You seem to be conflating quantum computers and qbits with optical computing. Very different things with very different strengths, weaknesses and hence practical applications.
Timelord
not rated yet May 21, 2015
@topkill.... first of all I don't downvote in technical issues....You have my ideas and views wrongly interpreted....Nothing to do with beamsplitters......I'm using a connection between elements with 4 (four) fibers or nanotubes in parallel transmission..... this give me ONE quad. pro single timeframe transmission.... 1 quad = 4 Nibbles. One Nibble (4 bits memory use, old school) can hold only 1 out of 4 colors at a single specific timeframe. or it is ZERO '0' which is .NOT. the same as a Quantum '0' .......When I use this system with the present fiber transmissions (in serial) the speed goes up by a mere 9.75 times.
Just take a good look in the Intel Communities. https://communiti...eas/1017
Protoplasmix
not rated yet May 21, 2015
So I heard, "There are 10 kinds of people in the world, those who understand binary and those who don't."

The full versatility of the photon is realized with an analog, quantum mechanical platform. See, for example, this article from APS.org - Focus: Measuring the Shape of a Photon where it's mentioned, "There is so much flexibility that a single photon could represent any letter in the alphabet, for example, or even a quantum combination (superposition) of several letters."

In today's binary machines, both memory and processing are discrete. With light, memory is a continuous 2d plane (and can act as its own registers and arithmetic logic units) and calculations from simple to complex are processed in a single pass instead of many machine cycles...
Moebius
not rated yet May 23, 2015
This is all good, but not "millions of times faster" than today's computers.

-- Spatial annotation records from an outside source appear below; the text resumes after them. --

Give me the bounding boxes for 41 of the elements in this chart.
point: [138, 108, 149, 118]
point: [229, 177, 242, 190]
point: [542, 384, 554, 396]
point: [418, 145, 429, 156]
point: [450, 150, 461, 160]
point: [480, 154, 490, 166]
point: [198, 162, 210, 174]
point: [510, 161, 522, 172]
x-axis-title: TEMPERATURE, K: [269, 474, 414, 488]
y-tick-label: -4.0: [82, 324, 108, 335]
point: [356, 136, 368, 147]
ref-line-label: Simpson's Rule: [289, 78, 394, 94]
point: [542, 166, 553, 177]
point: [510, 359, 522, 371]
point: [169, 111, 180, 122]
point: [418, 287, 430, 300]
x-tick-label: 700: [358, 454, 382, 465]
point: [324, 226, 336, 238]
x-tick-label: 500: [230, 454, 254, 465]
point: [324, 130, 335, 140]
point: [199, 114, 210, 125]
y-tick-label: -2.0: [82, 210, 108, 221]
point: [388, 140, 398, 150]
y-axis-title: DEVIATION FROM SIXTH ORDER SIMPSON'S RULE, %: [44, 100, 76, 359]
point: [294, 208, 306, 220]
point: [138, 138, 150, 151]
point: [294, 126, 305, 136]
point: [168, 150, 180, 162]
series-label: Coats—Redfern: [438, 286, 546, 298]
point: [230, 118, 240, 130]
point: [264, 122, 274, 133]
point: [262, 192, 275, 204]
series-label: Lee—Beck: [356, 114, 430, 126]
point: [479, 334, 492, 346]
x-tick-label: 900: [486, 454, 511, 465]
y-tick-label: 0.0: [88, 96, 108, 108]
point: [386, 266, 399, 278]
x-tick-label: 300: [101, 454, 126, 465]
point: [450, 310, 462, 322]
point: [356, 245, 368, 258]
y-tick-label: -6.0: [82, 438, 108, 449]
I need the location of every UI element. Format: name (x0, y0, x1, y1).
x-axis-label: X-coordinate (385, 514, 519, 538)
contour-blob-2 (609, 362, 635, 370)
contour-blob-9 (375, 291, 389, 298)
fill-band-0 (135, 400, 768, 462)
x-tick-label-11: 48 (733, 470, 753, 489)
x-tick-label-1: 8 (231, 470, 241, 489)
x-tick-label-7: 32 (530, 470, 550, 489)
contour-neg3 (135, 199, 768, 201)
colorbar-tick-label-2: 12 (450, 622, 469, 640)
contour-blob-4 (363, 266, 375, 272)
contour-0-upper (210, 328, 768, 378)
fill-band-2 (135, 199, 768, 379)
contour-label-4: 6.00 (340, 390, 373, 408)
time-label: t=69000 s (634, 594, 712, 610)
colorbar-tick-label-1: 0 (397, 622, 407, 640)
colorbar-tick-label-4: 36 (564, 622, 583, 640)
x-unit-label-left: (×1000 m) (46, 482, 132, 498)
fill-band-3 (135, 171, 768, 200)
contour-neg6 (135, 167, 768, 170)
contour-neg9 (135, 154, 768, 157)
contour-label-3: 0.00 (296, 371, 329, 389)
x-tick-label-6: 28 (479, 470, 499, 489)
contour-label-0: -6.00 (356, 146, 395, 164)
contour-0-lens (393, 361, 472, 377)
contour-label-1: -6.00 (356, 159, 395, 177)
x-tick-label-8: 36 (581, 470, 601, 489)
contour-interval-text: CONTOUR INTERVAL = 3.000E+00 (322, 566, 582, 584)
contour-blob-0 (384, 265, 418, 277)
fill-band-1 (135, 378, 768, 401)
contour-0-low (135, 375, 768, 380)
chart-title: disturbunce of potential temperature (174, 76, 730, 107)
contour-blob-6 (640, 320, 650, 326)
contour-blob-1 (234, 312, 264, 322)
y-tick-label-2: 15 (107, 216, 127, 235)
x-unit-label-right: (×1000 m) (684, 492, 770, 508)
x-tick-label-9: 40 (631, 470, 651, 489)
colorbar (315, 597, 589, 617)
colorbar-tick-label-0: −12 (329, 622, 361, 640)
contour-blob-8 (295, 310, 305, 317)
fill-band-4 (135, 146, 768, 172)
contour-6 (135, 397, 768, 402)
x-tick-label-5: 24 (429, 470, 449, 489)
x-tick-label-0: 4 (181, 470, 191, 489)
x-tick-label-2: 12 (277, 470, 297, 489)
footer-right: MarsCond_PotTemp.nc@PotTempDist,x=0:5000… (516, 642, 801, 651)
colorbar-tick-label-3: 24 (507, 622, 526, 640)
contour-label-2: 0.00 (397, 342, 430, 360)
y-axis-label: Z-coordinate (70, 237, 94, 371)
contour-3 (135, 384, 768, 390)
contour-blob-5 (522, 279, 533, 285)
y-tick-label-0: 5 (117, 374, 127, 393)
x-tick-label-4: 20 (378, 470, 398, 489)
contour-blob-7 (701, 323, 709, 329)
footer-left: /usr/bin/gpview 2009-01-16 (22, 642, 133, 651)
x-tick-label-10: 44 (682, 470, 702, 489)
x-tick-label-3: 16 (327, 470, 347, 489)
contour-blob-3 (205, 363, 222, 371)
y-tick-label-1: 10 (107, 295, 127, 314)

When an electron goes "into a circuit", another one pops out of the other end essentially near the speed of light. So not some giant net gain in the performance of the circuit itself.


I'm not sure what's wrong with your reasoning besides being an oversimplification but I'm thinking there are reasons not mentioned in the article why it could be millions of times faster. For one thing speed is dependent on handling the medium, electrons vs photons, and the handling of photons could easily be vastly more efficient. Virtually every article I've ever read in the past also predicted ridiculously fast speeds. I'm guessing the guy wasn't exaggerating, associate professors generally speak precisely when referring to their subject of expertise.